すてっぷ・じゃんぷ日記

調子のいい時こそトレーニングを

調子が悪いと人をたたいたりして、皆が頭を悩ませているT君が、今日は笑顔でとても調子がいいと報告がありました。「絵カード取りゲームも笑顔で取組んでくれます。スタッフの分も取ろうとするのでまぁいいかぁと取らせてあげました」という報告に、「それってルールを教えるという目標からずれていませんか」と指摘がはいります。これは、スタッフあるあるです。
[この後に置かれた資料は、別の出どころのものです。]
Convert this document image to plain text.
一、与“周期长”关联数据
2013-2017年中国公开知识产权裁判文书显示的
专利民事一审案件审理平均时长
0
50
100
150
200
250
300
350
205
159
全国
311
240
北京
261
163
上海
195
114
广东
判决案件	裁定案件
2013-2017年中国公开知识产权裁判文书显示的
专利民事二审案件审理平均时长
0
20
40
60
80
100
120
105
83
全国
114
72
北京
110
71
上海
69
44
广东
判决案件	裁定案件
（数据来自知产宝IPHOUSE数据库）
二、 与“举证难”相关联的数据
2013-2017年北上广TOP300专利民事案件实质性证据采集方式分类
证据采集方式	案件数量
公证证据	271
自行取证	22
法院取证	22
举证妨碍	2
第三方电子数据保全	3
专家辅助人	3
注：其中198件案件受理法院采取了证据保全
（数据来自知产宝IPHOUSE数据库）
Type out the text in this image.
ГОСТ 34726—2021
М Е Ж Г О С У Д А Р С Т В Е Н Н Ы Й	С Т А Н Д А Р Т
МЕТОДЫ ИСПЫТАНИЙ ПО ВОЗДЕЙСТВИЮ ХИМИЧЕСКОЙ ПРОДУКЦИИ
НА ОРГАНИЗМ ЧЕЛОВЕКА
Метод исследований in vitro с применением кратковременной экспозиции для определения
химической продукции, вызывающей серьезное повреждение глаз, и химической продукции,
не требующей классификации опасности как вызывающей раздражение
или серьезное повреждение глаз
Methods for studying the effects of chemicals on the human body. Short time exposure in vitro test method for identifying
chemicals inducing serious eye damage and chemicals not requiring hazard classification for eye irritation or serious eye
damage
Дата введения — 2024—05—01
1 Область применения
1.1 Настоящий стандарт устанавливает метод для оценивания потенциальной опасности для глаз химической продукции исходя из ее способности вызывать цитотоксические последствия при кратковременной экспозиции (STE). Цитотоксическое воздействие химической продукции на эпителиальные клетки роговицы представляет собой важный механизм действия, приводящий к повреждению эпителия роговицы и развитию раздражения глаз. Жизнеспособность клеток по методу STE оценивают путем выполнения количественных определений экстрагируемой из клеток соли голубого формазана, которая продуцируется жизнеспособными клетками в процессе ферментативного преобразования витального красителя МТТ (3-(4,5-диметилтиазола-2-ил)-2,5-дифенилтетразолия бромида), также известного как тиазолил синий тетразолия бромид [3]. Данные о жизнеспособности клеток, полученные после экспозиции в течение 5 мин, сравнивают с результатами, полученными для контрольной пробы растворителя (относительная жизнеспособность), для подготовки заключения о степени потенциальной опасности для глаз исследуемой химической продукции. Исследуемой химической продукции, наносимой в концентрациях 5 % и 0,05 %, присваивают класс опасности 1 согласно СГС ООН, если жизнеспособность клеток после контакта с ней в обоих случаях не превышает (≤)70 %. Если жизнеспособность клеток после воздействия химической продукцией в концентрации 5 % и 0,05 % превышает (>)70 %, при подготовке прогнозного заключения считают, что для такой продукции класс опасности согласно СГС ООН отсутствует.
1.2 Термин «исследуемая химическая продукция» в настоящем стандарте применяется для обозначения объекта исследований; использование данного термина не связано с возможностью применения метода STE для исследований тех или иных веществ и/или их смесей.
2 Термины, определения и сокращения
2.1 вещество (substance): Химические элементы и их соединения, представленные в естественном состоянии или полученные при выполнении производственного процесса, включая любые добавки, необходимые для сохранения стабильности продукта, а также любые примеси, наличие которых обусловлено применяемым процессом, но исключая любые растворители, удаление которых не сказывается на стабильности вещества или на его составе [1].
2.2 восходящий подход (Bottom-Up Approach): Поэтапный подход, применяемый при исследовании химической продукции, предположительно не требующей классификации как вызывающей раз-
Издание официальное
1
スタッフを困まらせがちな子どもが笑顔でいると、ほっとしてうれしい気持ちになるのは誰もが同じです。でも、調子のいい時だからこそ伝わりやすいことがあるはずです。私たちは、不適切な行動が起こり始めてから、やれ構造化だ視覚支援だ、応用行動分析だ、要求カードだとあれこれ持ち出しますが、調子が悪い時に絵カードなどを使ったトレーニングがでてくるのは本来のあり方ではありません。調子のいい時こそ、視覚支援や構造化の工夫をしてトレーニングに取り組むべきです。

喉元過ぎれば熱さ忘れるトレーニングは大人の都合だけです。それでは子どもは迷惑です。子どものためのトレーニングをお願いします。